For the news that many have been waiting for... I will be in Denver this summer!  I am extremely excited, not only because I am in love with Colorado already, but because I hear it is a great city with alot to do.  I know God is preparing the way for me and my partner Leigh to work with the community and our campers.  Our service will be a lasting presence beyond our time this summer and my heart is preparing to go beyond what I feel called to do and stretch my abilities for God's work.

It has been incredible training in Estes Park, CO.  The mountains are breathtaking and waking up to them every morning is like being surrounded in God's splendor.  They are so much bigger than me!  I realize how silly that may sound, but the grandeur of them is breathtaking, mindblowing and leaves me in awe.  The YMCA that I am training in is surrounded by mountains on every side and these aren't Connecticut mountains, these are like Mount Everest type of mountains.  Some are snow capped and others are lined top to bottom in pine trees, others are rock and others have houses sprinkled up their sides.  In different parts of the day (because the weather changes about every half hour here) different parts of the mountains can be seen.  It keeps reminding me of God's power.  We always say "God can move mountains" and I always picture what I think is a mountain when truly it is more like a hill.  But these mountains...they are so grand.  God can move them.  He can make them tremble.  I can't wrap my mind around it.

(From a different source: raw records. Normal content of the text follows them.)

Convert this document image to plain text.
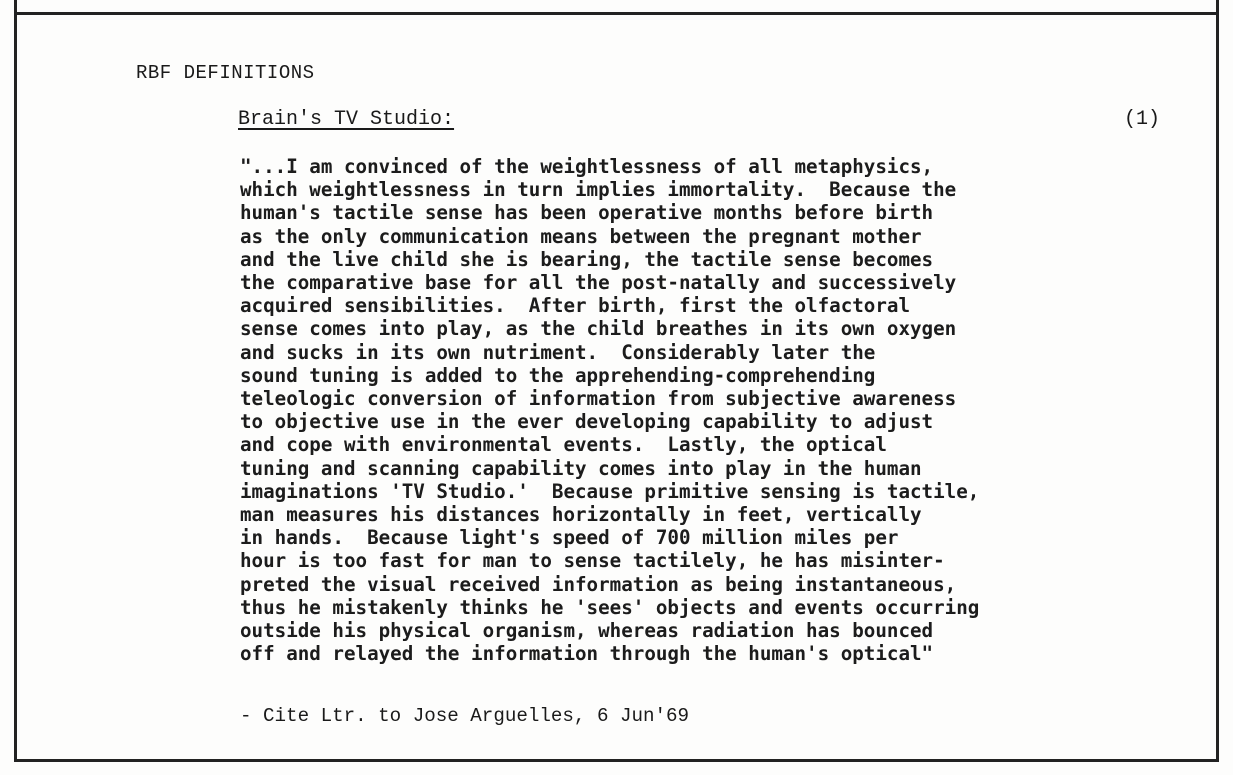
RBF DEFINITIONS
Brain's TV Studio:	(1)
"...I am convinced of the weightlessness of all metaphysics,
which weightlessness in turn implies immortality.  Because the
human's tactile sense has been operative months before birth
as the only communication means between the pregnant mother
and the live child she is bearing, the tactile sense becomes
the comparative base for all the post-natally and successively
acquired sensibilities.  After birth, first the olfactoral
sense comes into play, as the child breathes in its own oxygen
and sucks in its own nutriment.  Considerably later the
sound tuning is added to the apprehending-comprehending
teleologic conversion of information from subjective awareness
to objective use in the ever developing capability to adjust
and cope with environmental events.  Lastly, the optical
tuning and scanning capability comes into play in the human
imaginations 'TV Studio.'  Because primitive sensing is tactile,
man measures his distances horizontally in feet, vertically
in hands.  Because light's speed of 700 million miles per
hour is too fast for man to sense tactilely, he has misinter-
preted the visual received information as being instantaneous,
thus he mistakenly thinks he 'sees' objects and events occurring
outside his physical organism, whereas radiation has bounced
off and relayed the information through the human's optical"
- Cite Ltr. to Jose Arguelles, 6 Jun'69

But it is a good thought to keep when praying for the hearts of our campers and the city of Denver.  God can move the Rocky Mountains.  He can move the hearts of people.  He can crack the hard hearted, sweep up the broken, make the proud and stubborn tremble.

The weeks ahead seem like they will be presenting very long days with little sleep.  The job will be needing quick decisions, creative ideas, long hours, love and patience.  I am confident that God has me here and that I can do it.  I also know that beyond "the job" of making camp actually happen is the job of growing his kingdom.  Our theme for camp is Reveal and I know that revelations will be released upon me, my partner, campers, and the community this summer.  

On a less serious note.... there are elk all over the place!  They are incredible to see and they roam the YMCA grounds freely!  But they are everywhere! It's very cool.  The other staffers are awesome too.  Spending as much time together as we do, we are all very close already and we still have another week together!

I don't have very much free time at all, but I figured the occasional post on will be able to update all of you on what's happening in the beautiful state of Colorado!